Mingling the earthy with the otherworldly, these ten stories set in the invented community of Tims Creek, North Carolina, chronicle ineffable events in ordinary lives.
Critics have compared Tims Creek to Faulkner’s Yoknapatawpha County, and it’s true that Kenan’s grasp of his lightly fictionalized home’s history, geography, and culture was as keen as Faulkner’s ... You might argue that Kenan’s treatment of Tims Creek’s white characters is more thoughtful and complex than Faulkner’s treatment of his Black characters ... The 10 stories in the new collection are as rich and provocative and funny as the ones that came before; I particularly liked a tall tale about a Tims Creek plumber who, on a trip to New York with his wife, somehow ends up in Billy Idol’s entourage. Horrible Percy Terrell returns, in a story that explores with a keen eye and true generosity a white man beginning to confront the lies and thievery of his family’s past.

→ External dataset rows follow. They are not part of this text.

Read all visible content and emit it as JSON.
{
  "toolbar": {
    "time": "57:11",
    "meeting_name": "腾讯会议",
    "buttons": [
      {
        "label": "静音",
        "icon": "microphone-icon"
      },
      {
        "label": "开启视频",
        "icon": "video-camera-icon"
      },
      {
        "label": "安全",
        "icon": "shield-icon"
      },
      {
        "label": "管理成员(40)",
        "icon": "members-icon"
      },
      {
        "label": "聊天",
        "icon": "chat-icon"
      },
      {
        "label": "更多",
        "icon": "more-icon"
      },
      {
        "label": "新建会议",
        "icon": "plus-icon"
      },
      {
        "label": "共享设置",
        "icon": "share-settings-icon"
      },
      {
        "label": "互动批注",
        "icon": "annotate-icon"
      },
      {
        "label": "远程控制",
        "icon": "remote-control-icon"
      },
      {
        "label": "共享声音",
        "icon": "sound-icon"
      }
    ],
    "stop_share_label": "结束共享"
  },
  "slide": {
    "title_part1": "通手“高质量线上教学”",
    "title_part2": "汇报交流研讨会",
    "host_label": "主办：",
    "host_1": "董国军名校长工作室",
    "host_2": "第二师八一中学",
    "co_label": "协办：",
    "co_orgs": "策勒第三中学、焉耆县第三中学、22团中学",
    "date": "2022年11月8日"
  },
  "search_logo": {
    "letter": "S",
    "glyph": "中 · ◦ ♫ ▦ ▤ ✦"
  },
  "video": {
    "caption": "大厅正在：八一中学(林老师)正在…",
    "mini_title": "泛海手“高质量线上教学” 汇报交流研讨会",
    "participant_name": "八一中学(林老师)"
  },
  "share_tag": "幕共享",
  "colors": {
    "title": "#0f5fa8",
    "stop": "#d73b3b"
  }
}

Kenan’s work not only establishes a rich fictional landscape that gives life to a vibrant cast of characters—many descendants of freed slaves who settled the area—but also colorful language ... If I Had Two Wings cements Kenan’s reputation as one of America’s finest writers, and the language of the traditional hymn from which the title is taken provides an appropriate epitaph for a writer taken from us too soon[.]
As with Gloria Naylor’s Brewster Place and Edward P. Jones’ Washington D.C., Kenan’s fictions are linked, their Black communities complex and vibrant. More than one story features a character named Randall Kenan, and these have a narrative intensity and interiority like Bryan Washington’s Lot, coupled with the declarative and insistent tone of Celie’s later letters in Alice Walker’s The Color Purple. These are linked stories about Black and queer identity rooted in universal themes: memory and regret, release and sorrow, insistence and independence ... Use of repetition, chorus-like at the sentence-level, suggests that the author builds his work aloud like church leaders practice their sermons ... These stories are accomplished and polished. The use of sensory detail is astute, pulling readers into vibrant scenes ranging from megacity streets to an assisted-living home, from a flooded basement to an eighteenth-century barn’s walls. Kenan also successfully strikes a balance between fancy and finesse, arranging stories so that characters connect naturally and easily, which builds credibility and secures readers’ engagement. But what makes this collection remarkable is its wings ... Although some people in Tims Creek can fly (identifying them would spoil the wonder), in this collection the sense of being surrounded by winged creatures and the potential for transformation is more significant than any single character’s capacity.